Ramping up production can be difficult. A global shortage of computer chips stalled new production of automobiles, causing buyers to turn to used cars. Those prices jumped 9.6 percent in April and 6.5 percent last month.
The lumber industry shows the complexities of restarting the economy. Sawmills shut down because of the pandemic and prices jumped last summer as locked-down Americans took on home-improvement projects, increasing demand for soft wood such as 2-by-4 boards, said Shawn Church, editor of the industry trade journal Fastmarkets Random Lengths.
Then demand for new homes in the suburbs and exurbs picked up, causing supply shortages for the soft wood used to build housing frames. The publication’s framing composite index, which has tracked prices since the 1970s, posted a record increase the first week of May, Church said. The National Association of Home Builders estimated this spring that the high prices increased the cost of the average new single family home by nearly $36,000.
As bottlenecks eased, soft wood lumber prices have tumbled; last week, the index saw a record decline. Meanwhile, demand has jumped for the structural panels also used in home building. Accordingly, the Fastmarkets Random Lengths price index for those products hit a record high last week.

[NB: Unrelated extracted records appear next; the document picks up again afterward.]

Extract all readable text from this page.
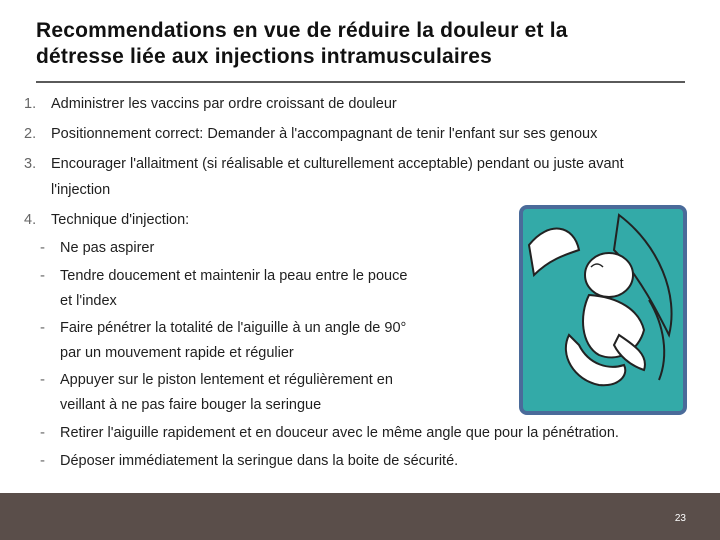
Recommendations en vue de réduire la douleur et la
détresse liée aux injections intramusculaires
1. Administrer les vaccins par ordre croissant de douleur
2. Positionnement correct: Demander à l'accompagnant de tenir l'enfant sur ses genoux
3. Encourager l'allaitment (si réalisable et culturellement acceptable) pendant ou juste avant
l'injection
4. Technique d'injection:
- Ne pas aspirer
- Tendre doucement et maintenir la peau entre le pouce
et l'index
- Faire pénétrer la totalité de l'aiguille à un angle de 90°
par un mouvement rapide et régulier
- Appuyer sur le piston lentement et régulièrement en
veillant à ne pas faire bouger la seringue
- Retirer l'aiguille rapidement et en douceur avec le même angle que pour la pénétration.
- Déposer immédiatement la seringue dans la boite de sécurité.
23
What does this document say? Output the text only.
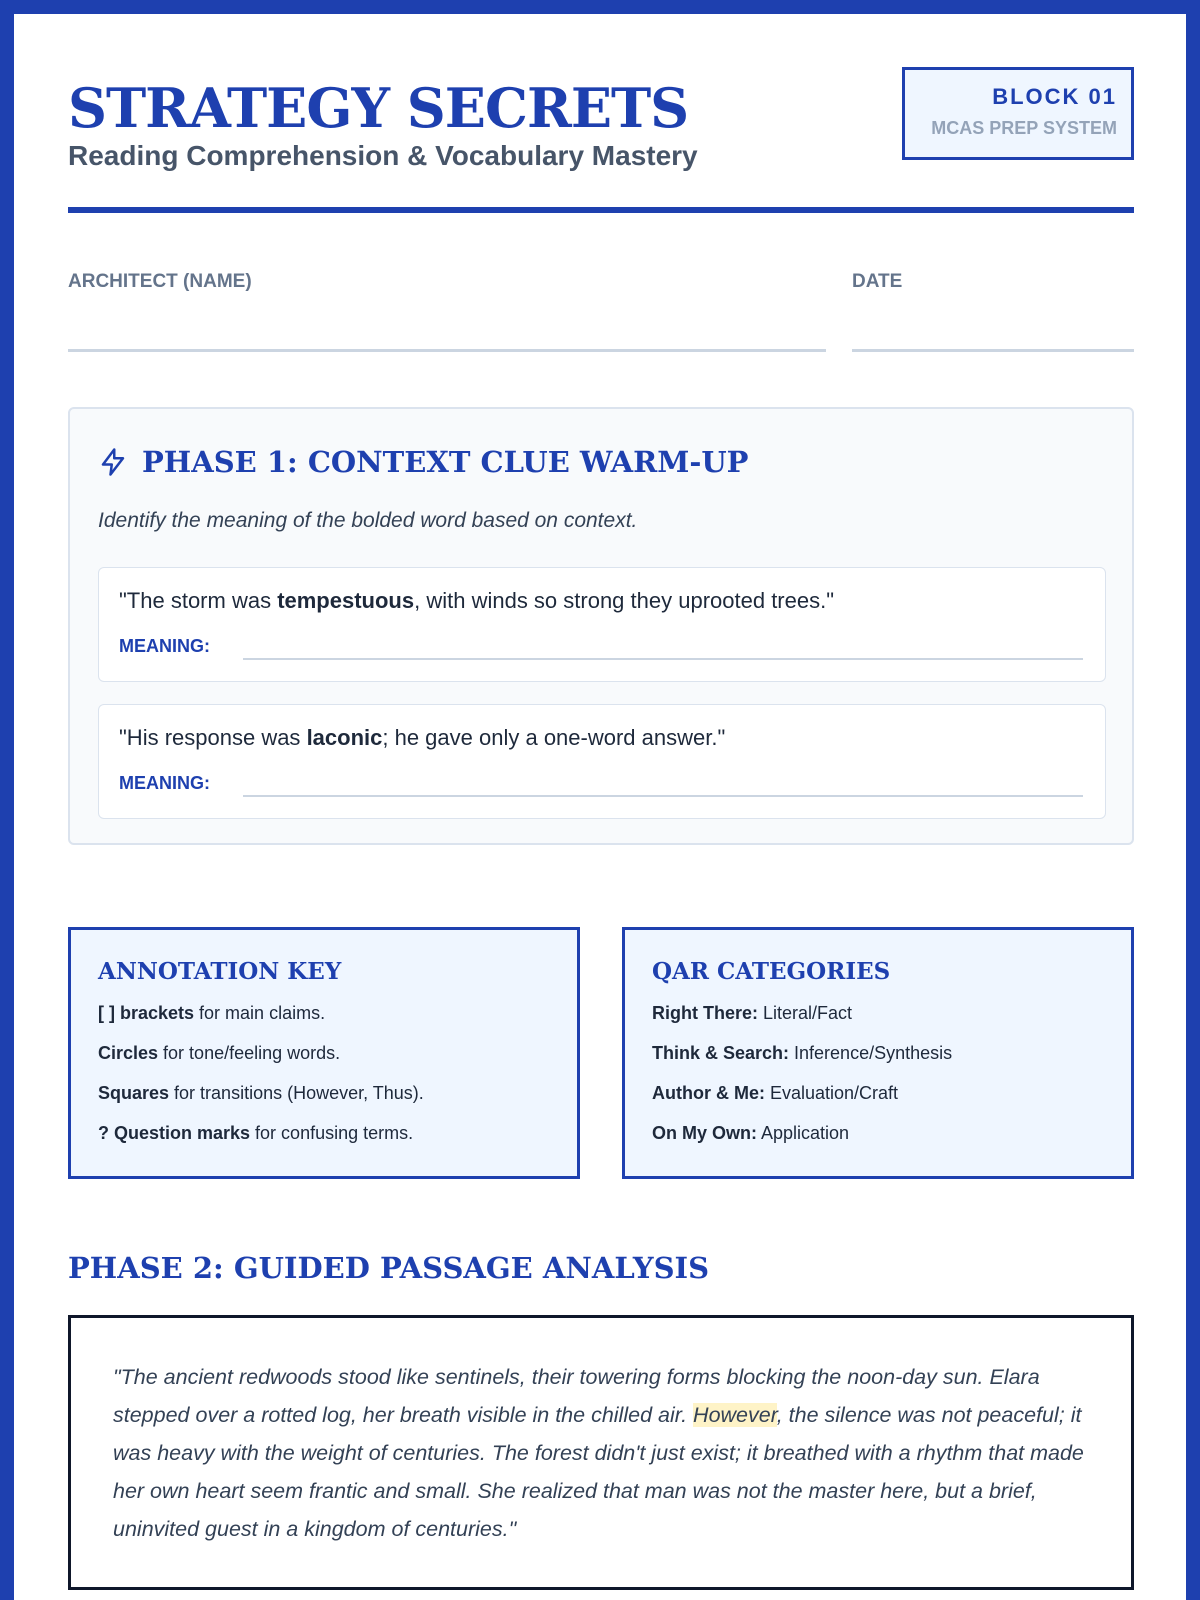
STRATEGY SECRETS
Reading Comprehension & Vocabulary Mastery
BLOCK 01
MCAS PREP SYSTEM
ARCHITECT (NAME)	DATE
PHASE 1: CONTEXT CLUE WARM-UP
Identify the meaning of the bolded word based on context.
"The storm was tempestuous, with winds so strong they uprooted trees."
MEANING:
"His response was laconic; he gave only a one-word answer."
MEANING:
ANNOTATION KEY
[ ] brackets for main claims.
Circles for tone/feeling words.
Squares for transitions (However, Thus).
? Question marks for confusing terms.
QAR CATEGORIES
Right There: Literal/Fact
Think & Search: Inference/Synthesis
Author & Me: Evaluation/Craft
On My Own: Application
PHASE 2: GUIDED PASSAGE ANALYSIS
"The ancient redwoods stood like sentinels, their towering forms blocking the noon-day sun. Elara stepped over a rotted log, her breath visible in the chilled air. However, the silence was not peaceful; it was heavy with the weight of centuries. The forest didn't just exist; it breathed with a rhythm that made her own heart seem frantic and small. She realized that man was not the master here, but a brief, uninvited guest in a kingdom of centuries."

“It’s significant inflation in the building materials area,” said Mike Procopio, chief executive of The Procopio Companies, a developer in Lynnfield. “It’s absolutely crazy.”
Six months ago, the company paid $300 per thousand board feet of lumber, he said. Last month, the price was $1,750. It’s since dropped to about $1,000, but that’s still triple what it was last year.
The lumber costs for a $13.5 million apartment and townhouse project the company is building in Wilmington jumped by $1 million, Procopio said. The company is going ahead despite the added cost. But a 300-unit project in Lynn is on hold because the construction costs increased too much, he said.
If these price spikes do not end up being temporary, President Biden’s congressional agenda may end up in the crossfire. Former treasury secretary Larry Summers and some other economists warned the $1.9 trillion rescue package risked high inflation by pumping too much money into the economy. Now, Senate minority leader Mitch McConnell and his Republican colleagues are using rising inflation to argue against Biden’s proposals to spend another $4 trillion on infrastructure, child care, and education over eight years.
Douglas Holtz-Eakin, president of the conservative-leaning American Action Forum think tank, said the Biden administration might want to push more of the spending from those proposals out into future years to avoid adding to inflation pressures. He wasn’t particularly worried about inflation in March, but is now more concerned in light of recent economic data.
“It’s certainly stronger than I expected, so I am watching it,” said Holtz-Eakin, a former director of the Congressional Budget Office. “We will know in a few months if it’s largely transitory.”